Nasa's InSightprobe came to a gentle landing on the Red Planet broad, dusty plain of Elysium Planitia at 7.55pm on Monday night, the first spacecraft to do so for six years.


The seven-minute, rapid deceleration through the thin Martian atmosphere involved the use of small rockets, parachutes, heat shields and shock-absorbing legs.


Scores of Nasa engineers, project managers and investigators gathered at the California Institute of Technology to watch nervously as the descent took place. There were occasional bursts of cautious applause as it passed critical points of peak heating and parachute inflation.


As the probe deployed its 12-metre supersonic parachute, the team clapped with relief.


But when the announcer said “touchdown confirmed” they jumped to the air, dancing and cheering.


As the dust settled two or three minutes later, Insight relayed the first image taken from one of its two cameras. Commentators described the landing as “perfect” and “flawless”.


It was due to unfurl its solar panels within hours of the landing.


Over the next three months, Insight will deploy instruments designed to probe beneath the Martian surface before it begins to collect information about the planet's deep structure.


Three of those instruments were designed and built by engineers at Imperial College and Oxford University and will listen out for "Marsquakes" which could hint at the likelihood of previous life on the planet.


Over the course of two years, scientists expect to detect between a dozen and 100 of the tremors, which could range up to six on the Richter scale.


If successful, the three-legged probe, which launched from California on May 5, will help scientists learn about how rocky worlds like the Earth and Moon formed more than 4.5 billion years ago.

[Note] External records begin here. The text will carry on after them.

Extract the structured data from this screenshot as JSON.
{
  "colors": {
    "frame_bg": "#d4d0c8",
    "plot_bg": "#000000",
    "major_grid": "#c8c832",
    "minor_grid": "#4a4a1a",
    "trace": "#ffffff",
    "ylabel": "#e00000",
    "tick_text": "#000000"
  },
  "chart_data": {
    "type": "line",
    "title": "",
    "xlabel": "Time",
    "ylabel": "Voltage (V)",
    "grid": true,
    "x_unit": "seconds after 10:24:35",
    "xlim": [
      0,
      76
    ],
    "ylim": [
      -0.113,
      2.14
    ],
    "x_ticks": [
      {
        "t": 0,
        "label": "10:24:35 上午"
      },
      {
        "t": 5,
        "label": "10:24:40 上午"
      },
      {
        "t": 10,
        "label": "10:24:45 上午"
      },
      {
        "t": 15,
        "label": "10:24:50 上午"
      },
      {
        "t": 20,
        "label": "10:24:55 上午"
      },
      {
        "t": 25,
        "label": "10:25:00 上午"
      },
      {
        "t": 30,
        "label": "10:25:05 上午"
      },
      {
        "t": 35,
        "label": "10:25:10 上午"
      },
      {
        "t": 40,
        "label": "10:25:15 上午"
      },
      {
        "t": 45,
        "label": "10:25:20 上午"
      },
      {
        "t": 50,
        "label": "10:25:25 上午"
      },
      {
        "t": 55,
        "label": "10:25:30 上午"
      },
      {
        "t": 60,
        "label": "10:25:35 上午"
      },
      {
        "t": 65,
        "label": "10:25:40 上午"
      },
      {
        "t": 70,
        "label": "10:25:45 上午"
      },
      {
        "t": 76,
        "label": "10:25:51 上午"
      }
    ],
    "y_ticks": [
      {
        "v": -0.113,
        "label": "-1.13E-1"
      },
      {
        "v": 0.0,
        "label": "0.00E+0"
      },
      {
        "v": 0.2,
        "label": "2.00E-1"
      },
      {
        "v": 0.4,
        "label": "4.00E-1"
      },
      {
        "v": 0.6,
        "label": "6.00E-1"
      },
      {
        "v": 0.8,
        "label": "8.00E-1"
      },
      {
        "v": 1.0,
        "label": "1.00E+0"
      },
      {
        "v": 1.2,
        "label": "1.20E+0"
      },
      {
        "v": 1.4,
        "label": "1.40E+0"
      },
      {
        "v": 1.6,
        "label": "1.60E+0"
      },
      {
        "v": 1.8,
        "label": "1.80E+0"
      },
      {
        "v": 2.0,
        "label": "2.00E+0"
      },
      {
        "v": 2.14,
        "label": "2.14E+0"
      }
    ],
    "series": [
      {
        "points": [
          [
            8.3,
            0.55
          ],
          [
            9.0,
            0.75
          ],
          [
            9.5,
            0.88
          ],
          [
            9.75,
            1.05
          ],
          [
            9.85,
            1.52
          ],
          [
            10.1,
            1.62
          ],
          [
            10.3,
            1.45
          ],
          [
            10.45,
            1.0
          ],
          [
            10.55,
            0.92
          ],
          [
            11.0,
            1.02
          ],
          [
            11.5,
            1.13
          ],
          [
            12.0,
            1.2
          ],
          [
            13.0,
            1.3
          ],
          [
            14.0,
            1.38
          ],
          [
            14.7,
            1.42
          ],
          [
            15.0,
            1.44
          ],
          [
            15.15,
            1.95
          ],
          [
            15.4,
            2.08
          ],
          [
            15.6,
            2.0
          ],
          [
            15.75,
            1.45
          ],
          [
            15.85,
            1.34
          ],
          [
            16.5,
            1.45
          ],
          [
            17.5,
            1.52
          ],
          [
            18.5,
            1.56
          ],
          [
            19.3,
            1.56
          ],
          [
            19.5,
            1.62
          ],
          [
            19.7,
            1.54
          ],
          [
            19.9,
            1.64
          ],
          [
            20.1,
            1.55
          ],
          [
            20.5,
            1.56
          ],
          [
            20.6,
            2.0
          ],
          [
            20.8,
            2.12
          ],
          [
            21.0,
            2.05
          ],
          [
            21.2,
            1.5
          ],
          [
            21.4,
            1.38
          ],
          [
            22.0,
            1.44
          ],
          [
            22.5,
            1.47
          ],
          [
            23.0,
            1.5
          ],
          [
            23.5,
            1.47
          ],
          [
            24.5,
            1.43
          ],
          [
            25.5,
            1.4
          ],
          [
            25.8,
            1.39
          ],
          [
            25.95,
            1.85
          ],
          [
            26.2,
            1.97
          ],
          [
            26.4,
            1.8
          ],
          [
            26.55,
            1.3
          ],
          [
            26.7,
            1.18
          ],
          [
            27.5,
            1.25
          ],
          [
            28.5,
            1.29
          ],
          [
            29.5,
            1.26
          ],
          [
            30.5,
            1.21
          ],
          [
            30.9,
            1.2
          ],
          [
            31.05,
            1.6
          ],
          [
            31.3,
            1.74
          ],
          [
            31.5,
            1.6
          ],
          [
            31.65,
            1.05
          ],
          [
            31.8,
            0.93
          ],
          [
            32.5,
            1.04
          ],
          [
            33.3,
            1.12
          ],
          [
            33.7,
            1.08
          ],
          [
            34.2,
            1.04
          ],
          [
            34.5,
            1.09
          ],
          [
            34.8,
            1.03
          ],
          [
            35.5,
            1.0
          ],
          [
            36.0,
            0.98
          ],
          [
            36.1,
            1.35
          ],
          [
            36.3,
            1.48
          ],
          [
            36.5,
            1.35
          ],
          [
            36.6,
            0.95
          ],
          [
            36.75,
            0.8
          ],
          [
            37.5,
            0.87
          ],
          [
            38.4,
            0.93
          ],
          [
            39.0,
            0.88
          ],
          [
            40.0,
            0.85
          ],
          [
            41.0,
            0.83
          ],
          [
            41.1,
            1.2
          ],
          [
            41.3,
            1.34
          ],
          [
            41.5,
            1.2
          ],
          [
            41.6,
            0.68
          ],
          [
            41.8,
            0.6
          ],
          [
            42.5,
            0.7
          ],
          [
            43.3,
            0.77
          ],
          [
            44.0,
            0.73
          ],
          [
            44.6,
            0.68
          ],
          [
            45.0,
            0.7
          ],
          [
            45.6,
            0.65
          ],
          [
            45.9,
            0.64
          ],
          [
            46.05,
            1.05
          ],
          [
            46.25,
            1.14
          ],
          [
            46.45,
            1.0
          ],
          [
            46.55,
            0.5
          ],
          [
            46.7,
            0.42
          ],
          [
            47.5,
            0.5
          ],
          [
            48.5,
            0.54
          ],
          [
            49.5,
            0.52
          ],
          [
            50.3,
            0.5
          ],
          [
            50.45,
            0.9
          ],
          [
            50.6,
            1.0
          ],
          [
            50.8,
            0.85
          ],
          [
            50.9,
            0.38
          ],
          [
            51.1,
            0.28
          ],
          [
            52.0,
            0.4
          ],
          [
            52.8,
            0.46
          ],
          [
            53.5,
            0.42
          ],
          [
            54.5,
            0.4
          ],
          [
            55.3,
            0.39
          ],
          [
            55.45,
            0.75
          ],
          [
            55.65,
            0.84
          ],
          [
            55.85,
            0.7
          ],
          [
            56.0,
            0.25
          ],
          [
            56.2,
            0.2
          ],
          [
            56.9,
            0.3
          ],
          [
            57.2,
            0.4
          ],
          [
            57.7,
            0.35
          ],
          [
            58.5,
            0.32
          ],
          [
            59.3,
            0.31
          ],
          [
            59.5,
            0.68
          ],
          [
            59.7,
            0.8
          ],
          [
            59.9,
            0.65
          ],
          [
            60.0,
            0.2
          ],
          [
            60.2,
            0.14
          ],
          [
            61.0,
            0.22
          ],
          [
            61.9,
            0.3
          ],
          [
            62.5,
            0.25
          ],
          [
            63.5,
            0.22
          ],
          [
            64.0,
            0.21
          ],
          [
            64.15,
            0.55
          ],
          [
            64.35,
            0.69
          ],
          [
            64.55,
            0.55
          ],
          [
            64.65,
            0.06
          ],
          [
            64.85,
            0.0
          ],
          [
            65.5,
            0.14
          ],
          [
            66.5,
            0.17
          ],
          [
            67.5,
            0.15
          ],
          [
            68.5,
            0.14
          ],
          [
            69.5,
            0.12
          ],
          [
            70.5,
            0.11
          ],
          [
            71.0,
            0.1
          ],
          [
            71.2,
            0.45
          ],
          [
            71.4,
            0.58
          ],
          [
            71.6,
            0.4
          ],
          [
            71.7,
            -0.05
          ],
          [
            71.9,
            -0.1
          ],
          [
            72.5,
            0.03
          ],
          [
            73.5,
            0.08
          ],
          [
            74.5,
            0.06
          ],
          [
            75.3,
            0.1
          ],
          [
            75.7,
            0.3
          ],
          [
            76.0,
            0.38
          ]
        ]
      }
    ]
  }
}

The remains of a liquid core could suggest that Mars once had a magnetic field, which would have protected it from harmful solar winds billions of years ago at a time when the planet was warmer and wetter and might have been capable of harbouring early life.


The UK Space Agency has invested £4 million in the probe's short period seismometer (SEIS-SP).


The British team, led by Professor Tom Pike at Imperial, said: "We should be listening for Marsquakes for at least two years, and we hope considerably longer.


"It is critical that we set down the instrument in the best place to ensure we're stable, and then follow up with adding a cover to shield our sensors from the wind."


Colleague Dr Neil Bowles, from Oxford University's Department of Physics, said: "The InSight SEIS-SP seismometer is one of the most sensitive and challenging instruments we have worked on for spaceflight in Oxford."


Only around four in 10 missions ever sent to the Red Planet have been successful - and they have all been US spacecraft.


The European spacecraft Schiaparelli smashed into the planet in 2016 after switching off its retro-rockets too early, scientists believe.


It was testing the landing system for a British-built rover to be launched on the second phase of the ExoMars mission in 2020.